By: Charles Schmidt
Men who have slow growing, low-risk prostate cancer may not live long enough to die of their illness. And since there’s no conclusive evidence that treating low risk prostate cancer extends survival, doctors might recommend monitoring the cancer and treating it only when it begins to spread.
That’s called active surveillance. It’s generally reserved for men with small, slow-growing tumors and a normal life expectancy of less than 10 to 15 years after diagnosis. Older men in particular are far more likely to die of heart disease and other causes than low-risk prostate cancer. That’s fueled mounting concerns that low-risk cases are being overtreated, with too many men experiencing side effects without benefits.
Doctors monitor men on active surveillance in three ways:
- periodically measuring the amounts of prostate-specific antigen in blood
- checking for tumor growth with digital rectal exams
- giving repeat biopsies at varying intervals.
Active surveillance takes off
Though it has a long history, active surveillance has only recently broadened its reach from academic cancer centers into the wider community. Now a new study shows its adoption is accelerating. “The trend is real and it’s a step in the right direction,” said Matthew Cooperberg, an associate professor of urology, biostatistics, and epidemiology at the University of California, San Francisco Medical Center, and the study’s lead author.
Cooperberg and his co-author Peter Carroll, chair of the UCSF urology department, reviewed data from more than 10,000 men with low-risk prostate cancer treated at 45 urology practices throughout the United States. From 1990 to 2009, the rate of using active surveillance among men who were an average of 66 years old when diagnosed hovered at just under 15%. But between 2010 and 2013, the rates spiked suddenly, to more than 40%. A similar trend was observed for men 75 years or older at diagnosis — active surveillance rates increased from 54% to 76% over the same time period.
“Over-treatment of low-risk prostate cancer is a significant problem, and these results suggest that it’s abating,” Cooperberg said.
With studies from Sweden, Australia, Michigan, and elsewhere showing similar increases, active surveillance “appears to be gaining traction as a standard management practice,” said Stacy Loeb, a urologist and researcher at New York University School of Medicine in New York City.

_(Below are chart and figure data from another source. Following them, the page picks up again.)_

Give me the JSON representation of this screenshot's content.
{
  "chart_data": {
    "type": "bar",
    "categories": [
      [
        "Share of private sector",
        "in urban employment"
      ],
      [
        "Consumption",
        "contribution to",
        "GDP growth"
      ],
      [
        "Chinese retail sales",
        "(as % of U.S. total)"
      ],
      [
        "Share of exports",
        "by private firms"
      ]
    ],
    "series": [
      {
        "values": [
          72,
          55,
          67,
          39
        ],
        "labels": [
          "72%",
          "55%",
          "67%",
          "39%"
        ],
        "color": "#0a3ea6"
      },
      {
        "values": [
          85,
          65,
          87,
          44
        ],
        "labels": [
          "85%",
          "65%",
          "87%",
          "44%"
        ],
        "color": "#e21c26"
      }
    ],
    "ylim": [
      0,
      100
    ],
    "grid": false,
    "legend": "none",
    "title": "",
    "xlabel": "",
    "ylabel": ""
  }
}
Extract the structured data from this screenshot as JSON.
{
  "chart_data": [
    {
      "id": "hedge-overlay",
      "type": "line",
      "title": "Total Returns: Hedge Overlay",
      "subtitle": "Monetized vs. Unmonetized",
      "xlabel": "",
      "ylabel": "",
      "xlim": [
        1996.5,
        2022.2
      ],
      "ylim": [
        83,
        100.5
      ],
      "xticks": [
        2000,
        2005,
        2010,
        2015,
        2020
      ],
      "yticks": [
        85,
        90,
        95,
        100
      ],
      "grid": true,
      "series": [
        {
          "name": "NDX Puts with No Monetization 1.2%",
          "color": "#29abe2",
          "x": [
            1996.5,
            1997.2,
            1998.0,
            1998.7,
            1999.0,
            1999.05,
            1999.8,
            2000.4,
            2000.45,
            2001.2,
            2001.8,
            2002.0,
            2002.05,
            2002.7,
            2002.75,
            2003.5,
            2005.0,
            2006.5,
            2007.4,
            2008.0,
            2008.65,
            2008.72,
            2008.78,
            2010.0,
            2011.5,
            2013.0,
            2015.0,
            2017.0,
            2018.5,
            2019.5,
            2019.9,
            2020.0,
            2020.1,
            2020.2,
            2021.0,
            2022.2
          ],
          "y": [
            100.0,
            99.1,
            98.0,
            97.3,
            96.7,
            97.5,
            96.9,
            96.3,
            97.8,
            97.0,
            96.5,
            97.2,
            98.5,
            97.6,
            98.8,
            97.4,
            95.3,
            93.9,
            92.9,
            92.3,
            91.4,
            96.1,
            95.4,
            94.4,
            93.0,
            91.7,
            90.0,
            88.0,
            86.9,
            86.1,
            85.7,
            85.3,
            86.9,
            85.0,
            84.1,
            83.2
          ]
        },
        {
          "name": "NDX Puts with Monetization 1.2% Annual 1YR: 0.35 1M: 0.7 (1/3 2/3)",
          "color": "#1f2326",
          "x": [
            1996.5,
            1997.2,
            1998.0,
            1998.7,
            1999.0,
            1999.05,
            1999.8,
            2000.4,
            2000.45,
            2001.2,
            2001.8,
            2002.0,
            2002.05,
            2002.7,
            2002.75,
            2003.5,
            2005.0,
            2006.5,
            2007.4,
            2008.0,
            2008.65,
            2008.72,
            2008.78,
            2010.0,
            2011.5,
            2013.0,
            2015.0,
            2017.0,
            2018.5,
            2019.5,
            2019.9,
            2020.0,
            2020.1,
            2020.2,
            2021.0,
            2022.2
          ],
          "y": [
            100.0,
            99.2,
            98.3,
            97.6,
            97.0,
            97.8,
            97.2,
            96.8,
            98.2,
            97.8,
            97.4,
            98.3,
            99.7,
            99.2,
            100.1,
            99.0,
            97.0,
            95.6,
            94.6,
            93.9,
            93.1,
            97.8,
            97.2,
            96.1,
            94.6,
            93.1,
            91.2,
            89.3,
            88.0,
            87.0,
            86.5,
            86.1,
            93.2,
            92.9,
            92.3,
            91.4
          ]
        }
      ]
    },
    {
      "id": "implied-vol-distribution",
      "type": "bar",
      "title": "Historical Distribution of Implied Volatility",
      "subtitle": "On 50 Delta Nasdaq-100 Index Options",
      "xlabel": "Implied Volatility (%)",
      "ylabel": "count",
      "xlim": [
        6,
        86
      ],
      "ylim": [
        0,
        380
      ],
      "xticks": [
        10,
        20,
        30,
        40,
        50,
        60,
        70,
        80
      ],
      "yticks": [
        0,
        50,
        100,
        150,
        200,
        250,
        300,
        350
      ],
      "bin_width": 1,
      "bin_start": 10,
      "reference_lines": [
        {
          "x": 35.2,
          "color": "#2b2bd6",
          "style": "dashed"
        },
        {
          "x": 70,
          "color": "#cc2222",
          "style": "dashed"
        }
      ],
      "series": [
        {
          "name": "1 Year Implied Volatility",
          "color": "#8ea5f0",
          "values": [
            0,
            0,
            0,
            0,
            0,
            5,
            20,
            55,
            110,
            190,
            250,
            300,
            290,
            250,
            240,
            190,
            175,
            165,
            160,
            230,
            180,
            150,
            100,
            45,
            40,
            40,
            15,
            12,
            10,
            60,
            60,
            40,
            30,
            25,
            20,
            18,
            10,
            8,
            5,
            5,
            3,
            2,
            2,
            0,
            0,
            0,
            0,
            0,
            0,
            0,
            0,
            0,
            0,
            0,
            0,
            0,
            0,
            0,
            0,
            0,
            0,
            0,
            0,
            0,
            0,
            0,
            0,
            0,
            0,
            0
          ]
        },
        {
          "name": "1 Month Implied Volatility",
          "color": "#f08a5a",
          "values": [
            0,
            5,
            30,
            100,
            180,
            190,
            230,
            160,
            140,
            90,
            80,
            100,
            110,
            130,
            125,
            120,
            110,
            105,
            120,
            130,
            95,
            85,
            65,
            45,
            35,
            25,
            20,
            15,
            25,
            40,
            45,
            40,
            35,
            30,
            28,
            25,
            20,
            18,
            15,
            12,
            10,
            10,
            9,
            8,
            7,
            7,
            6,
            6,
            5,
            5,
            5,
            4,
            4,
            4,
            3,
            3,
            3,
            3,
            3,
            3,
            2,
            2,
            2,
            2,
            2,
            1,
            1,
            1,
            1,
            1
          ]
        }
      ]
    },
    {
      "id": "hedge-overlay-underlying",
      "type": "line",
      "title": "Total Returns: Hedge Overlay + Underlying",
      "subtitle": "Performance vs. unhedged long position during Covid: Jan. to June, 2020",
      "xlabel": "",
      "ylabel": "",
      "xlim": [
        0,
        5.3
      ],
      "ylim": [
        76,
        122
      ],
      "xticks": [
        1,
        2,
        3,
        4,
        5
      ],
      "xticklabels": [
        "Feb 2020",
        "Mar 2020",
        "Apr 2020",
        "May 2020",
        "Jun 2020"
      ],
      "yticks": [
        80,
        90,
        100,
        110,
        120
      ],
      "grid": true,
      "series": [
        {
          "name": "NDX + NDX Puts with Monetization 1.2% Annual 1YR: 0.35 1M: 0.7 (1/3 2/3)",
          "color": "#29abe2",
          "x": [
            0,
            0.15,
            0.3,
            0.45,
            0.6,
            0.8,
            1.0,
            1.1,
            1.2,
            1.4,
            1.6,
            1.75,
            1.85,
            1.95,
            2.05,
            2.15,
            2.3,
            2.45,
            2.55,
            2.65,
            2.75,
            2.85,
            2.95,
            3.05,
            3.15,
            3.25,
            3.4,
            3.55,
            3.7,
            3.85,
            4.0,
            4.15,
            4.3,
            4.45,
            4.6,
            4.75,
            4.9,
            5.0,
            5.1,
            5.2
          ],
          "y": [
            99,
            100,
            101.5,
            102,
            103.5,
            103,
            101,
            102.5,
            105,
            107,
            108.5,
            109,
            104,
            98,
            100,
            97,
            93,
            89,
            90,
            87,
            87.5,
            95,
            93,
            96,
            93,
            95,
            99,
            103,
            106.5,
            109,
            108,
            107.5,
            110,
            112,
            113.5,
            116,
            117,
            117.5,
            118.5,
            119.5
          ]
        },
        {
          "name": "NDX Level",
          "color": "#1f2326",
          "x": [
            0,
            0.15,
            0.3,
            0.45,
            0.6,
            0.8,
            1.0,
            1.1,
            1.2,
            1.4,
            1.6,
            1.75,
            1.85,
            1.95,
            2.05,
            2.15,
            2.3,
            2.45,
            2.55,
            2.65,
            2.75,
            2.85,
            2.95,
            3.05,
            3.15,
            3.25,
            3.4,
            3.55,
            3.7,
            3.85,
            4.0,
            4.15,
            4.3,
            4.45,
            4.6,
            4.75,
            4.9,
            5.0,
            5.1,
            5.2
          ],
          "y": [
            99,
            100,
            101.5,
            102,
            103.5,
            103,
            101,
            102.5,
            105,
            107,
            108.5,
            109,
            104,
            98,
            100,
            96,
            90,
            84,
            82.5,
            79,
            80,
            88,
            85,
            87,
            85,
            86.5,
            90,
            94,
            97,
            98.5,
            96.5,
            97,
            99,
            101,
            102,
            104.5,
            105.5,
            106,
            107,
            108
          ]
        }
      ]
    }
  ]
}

The future of prostate cancer monitoring
Long-term data attest to the safety of active surveillance for low-risk disease. For instance, a Canadian study published this year showed that only 1.5% of 993 men enrolled in an active surveillance protocol in 1995 had died of prostate cancer two decades later. The men were 69 years old on average when diagnosed. “But active surveillance is not just for older men,” Cooperberg emphasized. “Our data show that it can be effective in younger men too.”
Scientists are also looking for less invasive ways to monitor tumor progression — for instance, with imaging tests or more accurate markers in blood and urine. These alternative approaches could make active surveillance far less burdensome in time.
“Active surveillance serves as a middle-ground option,” said Dr. Marc Garnick, the Gorman Brothers Professor of Medicine at Harvard Medical School and Beth Israel Deaconess Medical Center, and Editor in Chief of HarvardProstateKnowledge.org. “For example, men who are uncertain about considering PSA testing in the first place and who are concerned about overtreatment if they are diagnosed with prostate cancer may find the option of active surveillance attractive. That’s especially true given the lack of evidence that treating early-stage prostate cancer extends lives. Hopefully research will one day provide ways to predict if a given treatment will work based on the genetic makeup of a man’s tumor.”